March 17, 2010 6:22 by kippreport
A leading Saudi journalist, Sahar Al-Bandar, has set up a charity called Rahmah (‘tender care’) to care for the families of drug addicts.
“We have 49 founding members including Deputy Minister of Social Affairs Abdullah Al-Yousif, whose membership gives us hope to be recognized and approved by the Ministry of Social Affairs,” said Al-Bandar.
She added that there are many organizations that treat drug addicts, but none to care for their families and that there is a likelihood of the wives and children of drug addicts to also become drug abusers.

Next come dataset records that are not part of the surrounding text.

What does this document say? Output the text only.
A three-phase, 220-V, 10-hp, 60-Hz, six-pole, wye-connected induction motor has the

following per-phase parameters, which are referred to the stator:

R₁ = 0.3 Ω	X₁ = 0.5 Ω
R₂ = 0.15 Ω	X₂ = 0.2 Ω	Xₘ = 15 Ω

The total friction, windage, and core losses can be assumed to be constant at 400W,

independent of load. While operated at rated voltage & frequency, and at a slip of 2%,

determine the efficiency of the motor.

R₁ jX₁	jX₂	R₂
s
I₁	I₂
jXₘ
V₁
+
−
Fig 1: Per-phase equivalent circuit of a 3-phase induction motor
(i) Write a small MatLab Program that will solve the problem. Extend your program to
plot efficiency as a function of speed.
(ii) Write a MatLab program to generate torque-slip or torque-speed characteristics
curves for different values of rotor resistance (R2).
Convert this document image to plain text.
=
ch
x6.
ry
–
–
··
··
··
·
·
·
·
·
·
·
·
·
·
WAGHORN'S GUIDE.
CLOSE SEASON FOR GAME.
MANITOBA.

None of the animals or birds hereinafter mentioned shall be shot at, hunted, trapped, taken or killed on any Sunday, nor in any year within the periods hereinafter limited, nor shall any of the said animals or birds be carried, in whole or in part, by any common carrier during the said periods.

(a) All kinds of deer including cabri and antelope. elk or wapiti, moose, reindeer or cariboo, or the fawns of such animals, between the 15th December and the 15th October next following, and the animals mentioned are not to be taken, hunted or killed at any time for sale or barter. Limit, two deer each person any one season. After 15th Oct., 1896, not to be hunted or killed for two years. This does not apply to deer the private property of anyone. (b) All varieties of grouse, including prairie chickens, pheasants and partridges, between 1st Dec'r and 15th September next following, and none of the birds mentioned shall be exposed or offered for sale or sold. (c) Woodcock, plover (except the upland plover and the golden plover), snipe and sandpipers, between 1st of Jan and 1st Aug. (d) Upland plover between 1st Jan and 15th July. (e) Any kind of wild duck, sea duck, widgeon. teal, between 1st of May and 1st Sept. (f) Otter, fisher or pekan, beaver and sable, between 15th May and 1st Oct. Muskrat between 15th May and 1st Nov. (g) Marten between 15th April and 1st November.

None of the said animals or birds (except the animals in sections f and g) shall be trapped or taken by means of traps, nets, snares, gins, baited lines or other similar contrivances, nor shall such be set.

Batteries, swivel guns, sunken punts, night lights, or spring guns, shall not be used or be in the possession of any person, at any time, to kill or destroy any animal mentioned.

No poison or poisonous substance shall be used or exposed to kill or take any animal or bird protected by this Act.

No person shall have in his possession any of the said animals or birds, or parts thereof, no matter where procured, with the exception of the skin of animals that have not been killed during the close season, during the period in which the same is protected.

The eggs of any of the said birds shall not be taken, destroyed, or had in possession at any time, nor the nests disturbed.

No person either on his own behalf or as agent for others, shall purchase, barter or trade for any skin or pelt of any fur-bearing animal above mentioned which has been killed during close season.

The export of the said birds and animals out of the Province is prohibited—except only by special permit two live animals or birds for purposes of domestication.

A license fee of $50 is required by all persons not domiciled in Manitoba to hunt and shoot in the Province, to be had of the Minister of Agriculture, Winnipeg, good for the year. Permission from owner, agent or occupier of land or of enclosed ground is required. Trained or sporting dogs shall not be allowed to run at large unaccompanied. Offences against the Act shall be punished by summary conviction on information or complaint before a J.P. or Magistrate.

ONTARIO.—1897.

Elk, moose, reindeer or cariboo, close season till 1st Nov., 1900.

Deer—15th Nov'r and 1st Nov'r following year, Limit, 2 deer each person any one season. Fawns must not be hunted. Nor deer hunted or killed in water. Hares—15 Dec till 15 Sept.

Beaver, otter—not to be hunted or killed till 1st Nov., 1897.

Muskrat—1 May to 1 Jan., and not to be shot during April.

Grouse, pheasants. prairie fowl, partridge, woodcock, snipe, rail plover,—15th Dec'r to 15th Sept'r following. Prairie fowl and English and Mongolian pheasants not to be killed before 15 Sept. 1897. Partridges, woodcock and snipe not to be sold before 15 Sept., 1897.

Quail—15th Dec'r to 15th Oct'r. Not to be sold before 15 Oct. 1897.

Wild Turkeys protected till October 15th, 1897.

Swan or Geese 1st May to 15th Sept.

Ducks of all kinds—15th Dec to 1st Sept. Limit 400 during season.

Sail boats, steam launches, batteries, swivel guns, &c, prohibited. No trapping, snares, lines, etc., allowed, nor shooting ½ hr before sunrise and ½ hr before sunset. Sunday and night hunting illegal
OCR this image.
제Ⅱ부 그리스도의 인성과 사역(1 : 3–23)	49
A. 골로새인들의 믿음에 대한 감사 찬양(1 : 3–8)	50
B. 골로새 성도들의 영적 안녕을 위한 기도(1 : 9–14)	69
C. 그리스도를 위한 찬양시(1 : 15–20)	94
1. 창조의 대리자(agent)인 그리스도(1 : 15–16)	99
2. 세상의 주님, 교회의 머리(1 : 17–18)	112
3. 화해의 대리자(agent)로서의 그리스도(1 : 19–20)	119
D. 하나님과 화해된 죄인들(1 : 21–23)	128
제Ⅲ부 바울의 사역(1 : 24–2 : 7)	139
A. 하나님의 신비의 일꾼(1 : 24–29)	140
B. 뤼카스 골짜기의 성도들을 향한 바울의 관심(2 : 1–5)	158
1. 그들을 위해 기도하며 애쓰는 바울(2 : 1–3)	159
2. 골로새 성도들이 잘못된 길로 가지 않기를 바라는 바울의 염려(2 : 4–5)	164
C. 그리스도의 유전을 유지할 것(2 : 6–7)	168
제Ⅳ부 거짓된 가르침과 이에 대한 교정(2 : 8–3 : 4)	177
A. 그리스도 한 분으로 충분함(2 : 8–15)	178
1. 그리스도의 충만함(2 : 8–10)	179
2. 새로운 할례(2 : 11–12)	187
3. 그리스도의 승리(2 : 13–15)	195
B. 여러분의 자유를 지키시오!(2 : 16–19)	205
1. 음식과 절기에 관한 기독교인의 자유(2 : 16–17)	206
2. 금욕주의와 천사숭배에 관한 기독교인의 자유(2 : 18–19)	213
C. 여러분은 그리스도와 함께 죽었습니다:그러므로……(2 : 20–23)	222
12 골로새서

Statistics issued by the General Directorate of Narcotic Control indicate that domestic violence increases by 35 percent in families where a member is a drug addict or alcoholic. Such families are also affected financially.
“The General Directorate of Narcotic Control indicate along with the Ministry of Health work on rehabilitating addicts to ensure they do not fall into old habits,” said Al-Bandar, adding that these bodies are under pressure and that wider society needs to do more to help.
“Rahmah aims to rehabilitate the families of addicts by providing them with knowledge and tools to detect addiction in their family and deal with it,” said Al-Bandar.
“We also work on enhancing the self esteem of family members through specialists to protect them from falling into the same trap,” she said, adding that many wives also become addicted to drugs due to the pressures of having to maintain and care for husbands who are addicts.
Al-Bandar mentioned a case in which a father fell back into substance abuse after remaining clean for a few months and that he offered his eight-year-old daughter to a dealer in exchange for drugs.
Poverty is also another reason why some former drug addicts fall back into the habit. This often happens when they sell drugs to earn cash, said Al-Bandar, adding that Rahmah aims to educate families and find jobs for former addicts.
The charity will coordinate with the General Directorate of Narcotic Control and Al-Amal Hospital to reach addicts’ families, said Al-Bandar. “Families could also reach us directly provided that they can prove a member of their family is addicted to drugs and that they are not addicts themselves,” she said.
According to a report by the UN, 150,000 drug users underwent treatment in the Kingdom in 2004.